Moreover, some partners may be concerned that the filing of such an election may be construed by the IRS as a signal that the partnership expects to be audited, that it may have something to “hide.”

Temporary Regulations

The IRS recently adopted a temporary regulation (the “TR”) to provide the time, form, and manner for a partnership to make an election to have the new partnership audit regime apply early – to any of its partnership returns filed for a partnership taxable year beginning after November 2, 2015 and before January 1, 2018. A partnership that elects to apply the new partnership audit regime to a partnership return filed for an eligible taxable year may not elect out of the new rules under the small partnership exception with respect to that return.

The TR further provides that an election , once made, may only be revoked with consent of the IRS. In addition, partnerships may not request an extension of time for making the election.
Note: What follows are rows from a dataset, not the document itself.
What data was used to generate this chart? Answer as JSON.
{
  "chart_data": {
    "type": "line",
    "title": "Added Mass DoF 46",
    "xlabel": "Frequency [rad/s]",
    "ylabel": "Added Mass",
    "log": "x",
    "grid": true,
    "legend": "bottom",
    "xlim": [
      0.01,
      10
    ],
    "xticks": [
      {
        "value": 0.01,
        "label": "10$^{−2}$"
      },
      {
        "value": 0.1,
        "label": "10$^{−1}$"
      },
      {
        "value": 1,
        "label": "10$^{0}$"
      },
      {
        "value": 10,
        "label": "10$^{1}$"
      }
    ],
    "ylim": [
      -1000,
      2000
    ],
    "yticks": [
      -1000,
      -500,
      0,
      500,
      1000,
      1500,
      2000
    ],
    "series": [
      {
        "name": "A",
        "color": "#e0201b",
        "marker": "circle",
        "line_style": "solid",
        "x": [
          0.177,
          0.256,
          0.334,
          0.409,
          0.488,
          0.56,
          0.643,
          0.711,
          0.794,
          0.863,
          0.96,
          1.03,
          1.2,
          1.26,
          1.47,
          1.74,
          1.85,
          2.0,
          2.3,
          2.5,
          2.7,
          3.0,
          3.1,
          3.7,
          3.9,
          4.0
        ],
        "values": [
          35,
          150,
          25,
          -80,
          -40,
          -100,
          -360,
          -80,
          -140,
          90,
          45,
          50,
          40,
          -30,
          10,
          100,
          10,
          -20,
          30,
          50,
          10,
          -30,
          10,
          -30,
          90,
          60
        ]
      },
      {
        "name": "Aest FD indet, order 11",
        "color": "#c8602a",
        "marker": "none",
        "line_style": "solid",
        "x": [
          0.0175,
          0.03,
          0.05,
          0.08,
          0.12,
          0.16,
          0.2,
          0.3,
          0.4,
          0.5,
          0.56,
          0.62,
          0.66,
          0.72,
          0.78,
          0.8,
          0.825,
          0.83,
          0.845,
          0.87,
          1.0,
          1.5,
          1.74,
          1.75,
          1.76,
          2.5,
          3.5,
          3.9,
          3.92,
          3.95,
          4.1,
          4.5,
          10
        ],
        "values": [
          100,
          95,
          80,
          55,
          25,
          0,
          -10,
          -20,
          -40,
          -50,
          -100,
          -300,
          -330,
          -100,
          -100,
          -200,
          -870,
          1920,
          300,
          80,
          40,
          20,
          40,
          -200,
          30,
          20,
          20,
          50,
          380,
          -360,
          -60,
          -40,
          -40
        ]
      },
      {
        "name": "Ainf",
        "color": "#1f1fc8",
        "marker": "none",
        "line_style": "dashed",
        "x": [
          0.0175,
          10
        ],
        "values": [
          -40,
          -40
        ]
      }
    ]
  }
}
Significantly, in order to allay the concerns described above, the TR provides that an election to have the new partnership audit regime apply must be made when the IRS first notifies the partnership in writing that a partnership return for an eligible taxable year has been selected for examination (a “notice of selection for examination”). In other words, the partnership can wait to make the election until it is notified that it is going to be audited.

A partnership that is so notified, and that wishes to make an election, must do so within 30 days of the date of the notice of selection for examination.

The election must include a statement that the partnership is electing to have the partnership audit regime enacted by the BBA apply to the partnership return identified in the IRS notice of selection for examination. The statement must be provided to the individual identified in the notice of selection for examination as the IRS contact for the examination.

Among other things, the statement must include representations that the partnership is not insolvent and does not reasonably anticipate becoming insolvent, the partnership is not currently and does not reasonably anticipate becoming subject to a bankruptcy petition under Title 11, and the partnership has sufficient assets, and reasonably anticipates having sufficient assets, to pay the potential underpayment that may be determined during the partnership examination.

In no case may an election under the TR be made earlier than January 1, 2018.

Looking Ahead

The examination rate among partnerships, including LLCs, has increased in recent years, and partnership audits are certain to increase at an even greater rate after the BBA’s changes become effective on January 1, 2018.

In the interim, it will behoove partnerships and their advisers to stay abreast of any guidance that the IRS issues regarding the application and implementation of the changes in the partnership audit rules.